We will provide a practical example of how we can run a Chi-Square Test in Python. Assume that we want to test if there is a statistically significant difference in Genders (M, F) population between Smokers and Non-Smokers. Let’s generate some sample data to work on it.

Sample Data

import pandas as pd
import numpy as np
from scipy.stats import chi2_contingency

import seaborn as sns
import matplotlib.pyplot as plt
%matplotlib inline 
 
df = pd.DataFrame({'Gender' : ['M', 'M', 'M', 'F', 'F'] * 10,
                   'isSmoker' : ['Smoker', 'Smoker', 'Non-Smpoker', 'Non-Smpoker', 'Smoker'] * 10
                  })
df.head()
 
	Gender	isSmoker
0	M	Smoker
1	M	Smoker
2	M	Non-Smpoker
3	F	Non-Smpoker
4	F	Smoker
 

Contingency Table

To run the Chi-Square Test, the easiest way is to convert the data into a contingency table with frequencies. We will use the crosstab command from pandas.

contigency= pd.crosstab(df['Gender'], df['isSmoker'])
contigency
 
isSmokerNon-SmpokerSmoker
Gender
F1010
M1020

Let’s say that we want to get the percentages by Gender (row)

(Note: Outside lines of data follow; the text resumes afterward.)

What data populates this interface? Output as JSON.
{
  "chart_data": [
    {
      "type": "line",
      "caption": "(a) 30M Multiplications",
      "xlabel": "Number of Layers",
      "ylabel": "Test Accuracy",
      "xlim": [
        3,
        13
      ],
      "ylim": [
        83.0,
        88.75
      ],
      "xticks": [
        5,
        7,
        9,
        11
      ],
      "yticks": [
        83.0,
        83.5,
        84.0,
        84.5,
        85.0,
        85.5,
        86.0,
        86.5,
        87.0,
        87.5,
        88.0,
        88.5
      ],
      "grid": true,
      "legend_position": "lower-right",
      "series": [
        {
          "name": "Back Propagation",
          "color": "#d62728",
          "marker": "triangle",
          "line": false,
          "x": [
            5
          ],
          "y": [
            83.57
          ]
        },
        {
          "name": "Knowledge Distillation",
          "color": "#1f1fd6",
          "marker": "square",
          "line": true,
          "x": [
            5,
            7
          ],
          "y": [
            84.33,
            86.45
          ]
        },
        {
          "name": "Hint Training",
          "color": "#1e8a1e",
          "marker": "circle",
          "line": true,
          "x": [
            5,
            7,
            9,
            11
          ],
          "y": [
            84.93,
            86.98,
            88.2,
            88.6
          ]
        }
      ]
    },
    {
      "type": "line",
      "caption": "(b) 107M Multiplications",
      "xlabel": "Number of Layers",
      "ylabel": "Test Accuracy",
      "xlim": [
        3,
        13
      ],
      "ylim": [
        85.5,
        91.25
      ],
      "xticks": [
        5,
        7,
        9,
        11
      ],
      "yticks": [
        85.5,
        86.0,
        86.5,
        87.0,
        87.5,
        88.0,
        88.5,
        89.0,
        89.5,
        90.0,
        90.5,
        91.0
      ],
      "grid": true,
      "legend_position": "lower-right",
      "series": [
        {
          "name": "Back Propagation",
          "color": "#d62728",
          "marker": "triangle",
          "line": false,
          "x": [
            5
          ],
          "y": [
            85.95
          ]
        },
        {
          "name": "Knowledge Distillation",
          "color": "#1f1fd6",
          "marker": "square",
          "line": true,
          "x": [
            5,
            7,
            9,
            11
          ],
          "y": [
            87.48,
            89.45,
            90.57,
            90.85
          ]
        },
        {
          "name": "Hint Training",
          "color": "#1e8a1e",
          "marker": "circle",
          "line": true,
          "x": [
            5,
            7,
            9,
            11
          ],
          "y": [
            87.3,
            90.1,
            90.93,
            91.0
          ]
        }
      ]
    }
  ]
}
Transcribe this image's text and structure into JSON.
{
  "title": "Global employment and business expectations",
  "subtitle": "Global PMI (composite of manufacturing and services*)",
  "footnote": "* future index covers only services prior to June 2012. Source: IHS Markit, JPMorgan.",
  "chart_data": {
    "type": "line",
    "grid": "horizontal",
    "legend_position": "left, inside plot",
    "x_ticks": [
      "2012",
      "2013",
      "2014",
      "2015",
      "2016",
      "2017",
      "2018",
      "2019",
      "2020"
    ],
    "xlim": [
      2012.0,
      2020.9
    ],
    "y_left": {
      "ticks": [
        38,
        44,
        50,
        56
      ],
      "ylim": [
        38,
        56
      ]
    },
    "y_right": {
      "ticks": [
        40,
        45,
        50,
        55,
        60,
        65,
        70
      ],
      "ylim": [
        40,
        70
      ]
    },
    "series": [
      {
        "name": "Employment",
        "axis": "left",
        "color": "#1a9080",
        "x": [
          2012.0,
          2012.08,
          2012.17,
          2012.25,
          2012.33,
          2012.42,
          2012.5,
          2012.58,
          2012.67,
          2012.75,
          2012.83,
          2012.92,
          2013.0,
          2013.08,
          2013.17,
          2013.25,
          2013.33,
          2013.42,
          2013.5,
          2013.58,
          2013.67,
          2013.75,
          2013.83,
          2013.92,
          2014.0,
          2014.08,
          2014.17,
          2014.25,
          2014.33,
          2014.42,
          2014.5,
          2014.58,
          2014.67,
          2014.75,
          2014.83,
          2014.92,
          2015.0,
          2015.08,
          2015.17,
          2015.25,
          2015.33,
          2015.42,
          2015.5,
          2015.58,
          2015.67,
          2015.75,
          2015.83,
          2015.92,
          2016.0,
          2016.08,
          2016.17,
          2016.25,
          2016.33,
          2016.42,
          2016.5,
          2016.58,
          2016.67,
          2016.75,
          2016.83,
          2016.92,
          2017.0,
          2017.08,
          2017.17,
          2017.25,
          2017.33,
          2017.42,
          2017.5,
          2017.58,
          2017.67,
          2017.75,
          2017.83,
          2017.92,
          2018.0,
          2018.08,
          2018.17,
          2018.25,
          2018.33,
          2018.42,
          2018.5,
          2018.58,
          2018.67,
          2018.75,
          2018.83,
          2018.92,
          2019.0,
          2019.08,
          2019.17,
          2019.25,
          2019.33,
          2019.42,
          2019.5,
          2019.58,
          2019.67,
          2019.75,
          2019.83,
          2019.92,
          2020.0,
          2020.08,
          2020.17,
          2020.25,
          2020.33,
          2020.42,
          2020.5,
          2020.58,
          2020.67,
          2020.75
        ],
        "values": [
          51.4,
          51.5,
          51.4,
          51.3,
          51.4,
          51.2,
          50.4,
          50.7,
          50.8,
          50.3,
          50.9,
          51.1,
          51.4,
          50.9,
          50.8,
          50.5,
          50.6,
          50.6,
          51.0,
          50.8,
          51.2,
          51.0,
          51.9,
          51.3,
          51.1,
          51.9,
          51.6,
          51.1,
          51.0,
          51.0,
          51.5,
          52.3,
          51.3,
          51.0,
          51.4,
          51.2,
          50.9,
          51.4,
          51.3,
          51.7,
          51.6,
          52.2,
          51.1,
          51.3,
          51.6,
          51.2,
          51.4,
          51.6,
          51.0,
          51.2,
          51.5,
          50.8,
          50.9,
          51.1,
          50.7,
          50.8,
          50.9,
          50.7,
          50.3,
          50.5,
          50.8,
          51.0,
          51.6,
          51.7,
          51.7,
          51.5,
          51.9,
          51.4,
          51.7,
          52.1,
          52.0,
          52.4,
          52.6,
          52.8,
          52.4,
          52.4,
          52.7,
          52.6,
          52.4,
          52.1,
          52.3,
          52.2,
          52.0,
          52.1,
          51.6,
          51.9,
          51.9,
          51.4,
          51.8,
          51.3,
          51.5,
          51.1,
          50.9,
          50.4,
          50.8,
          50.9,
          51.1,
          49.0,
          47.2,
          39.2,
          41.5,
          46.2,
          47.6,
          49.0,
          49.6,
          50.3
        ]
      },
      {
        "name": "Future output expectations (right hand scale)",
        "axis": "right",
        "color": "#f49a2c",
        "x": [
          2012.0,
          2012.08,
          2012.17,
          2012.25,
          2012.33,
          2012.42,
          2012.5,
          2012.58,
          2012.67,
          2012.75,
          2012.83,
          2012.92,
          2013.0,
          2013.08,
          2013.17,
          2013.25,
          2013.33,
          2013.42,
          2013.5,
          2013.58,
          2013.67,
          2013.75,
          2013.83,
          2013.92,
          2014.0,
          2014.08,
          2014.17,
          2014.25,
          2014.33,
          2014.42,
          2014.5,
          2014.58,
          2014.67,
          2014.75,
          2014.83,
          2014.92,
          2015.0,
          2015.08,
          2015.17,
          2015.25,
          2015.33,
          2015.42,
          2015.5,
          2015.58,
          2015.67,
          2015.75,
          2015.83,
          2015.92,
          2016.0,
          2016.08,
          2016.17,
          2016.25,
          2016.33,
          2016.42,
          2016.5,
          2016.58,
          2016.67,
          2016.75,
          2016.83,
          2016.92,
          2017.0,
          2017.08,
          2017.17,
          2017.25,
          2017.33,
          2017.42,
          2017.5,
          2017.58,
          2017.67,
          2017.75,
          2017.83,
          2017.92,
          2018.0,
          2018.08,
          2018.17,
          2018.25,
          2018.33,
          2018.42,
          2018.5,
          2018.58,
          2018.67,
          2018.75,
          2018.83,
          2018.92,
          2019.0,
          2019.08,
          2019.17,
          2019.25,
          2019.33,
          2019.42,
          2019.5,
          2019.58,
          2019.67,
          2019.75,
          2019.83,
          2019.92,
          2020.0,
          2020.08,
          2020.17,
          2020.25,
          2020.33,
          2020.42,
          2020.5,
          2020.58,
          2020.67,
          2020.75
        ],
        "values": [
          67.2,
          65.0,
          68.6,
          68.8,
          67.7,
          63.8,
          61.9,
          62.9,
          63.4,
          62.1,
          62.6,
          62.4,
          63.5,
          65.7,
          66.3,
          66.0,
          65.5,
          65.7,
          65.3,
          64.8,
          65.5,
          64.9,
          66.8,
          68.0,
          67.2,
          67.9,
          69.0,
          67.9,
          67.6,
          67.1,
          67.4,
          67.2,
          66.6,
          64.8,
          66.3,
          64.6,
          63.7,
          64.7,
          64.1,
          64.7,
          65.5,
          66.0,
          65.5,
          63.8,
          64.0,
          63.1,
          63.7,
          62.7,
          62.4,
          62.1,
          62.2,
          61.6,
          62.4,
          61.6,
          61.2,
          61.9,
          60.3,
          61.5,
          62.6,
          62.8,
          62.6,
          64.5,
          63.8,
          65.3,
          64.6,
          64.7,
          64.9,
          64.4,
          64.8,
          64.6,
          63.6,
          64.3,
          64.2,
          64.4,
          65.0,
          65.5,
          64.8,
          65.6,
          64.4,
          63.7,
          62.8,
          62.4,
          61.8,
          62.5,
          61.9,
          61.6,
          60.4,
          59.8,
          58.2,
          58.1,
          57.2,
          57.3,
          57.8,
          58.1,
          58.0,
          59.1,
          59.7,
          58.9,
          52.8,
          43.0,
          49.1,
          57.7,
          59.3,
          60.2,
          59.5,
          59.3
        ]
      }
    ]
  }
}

contigency_pct = pd.crosstab(df['Gender'], df['isSmoker'], normalize='index')
contigency_pct
 
isSmokerNon-SmpokerSmoker
Gender
F0.5000000.500000
M0.3333330.666667

If we want the percentages by column, then we should write normalize=’column’ and if we want the total percentage then we should write normalize=’all’


Heatmaps

An easy way to see visually the contingency tables are the heatmaps.

plt.figure(figsize=(12,8))
sns.heatmap(contigency, annot=True, cmap="YlGnBu")
 
chi-square

Chi-Square Test

Now that we have built the contingency table we can pass it to chi2_contingency function from the scipy package which returns the:

  • chi2: The test statistic
  • p: The p-value of the test
  • dof: Degrees of freedom
  • expected: The expected frequencies, based on the marginal sums of the table

# Chi-square test of independence.
c, p, dof, expected = chi2_contingency(contigency)
p
 
0.3767591178115821

Inference

The p-value is 37.67% which means that we do not reject the null hypothesis at 95% level of confidence. The null hypothesis was that Smokers and Gender are independent. In this example, the contingency table was 2×2. We could have applied z-test for proportions instead of Chi-Square test. Notice that the Chi-Square test can be extended to m x n contingency tables.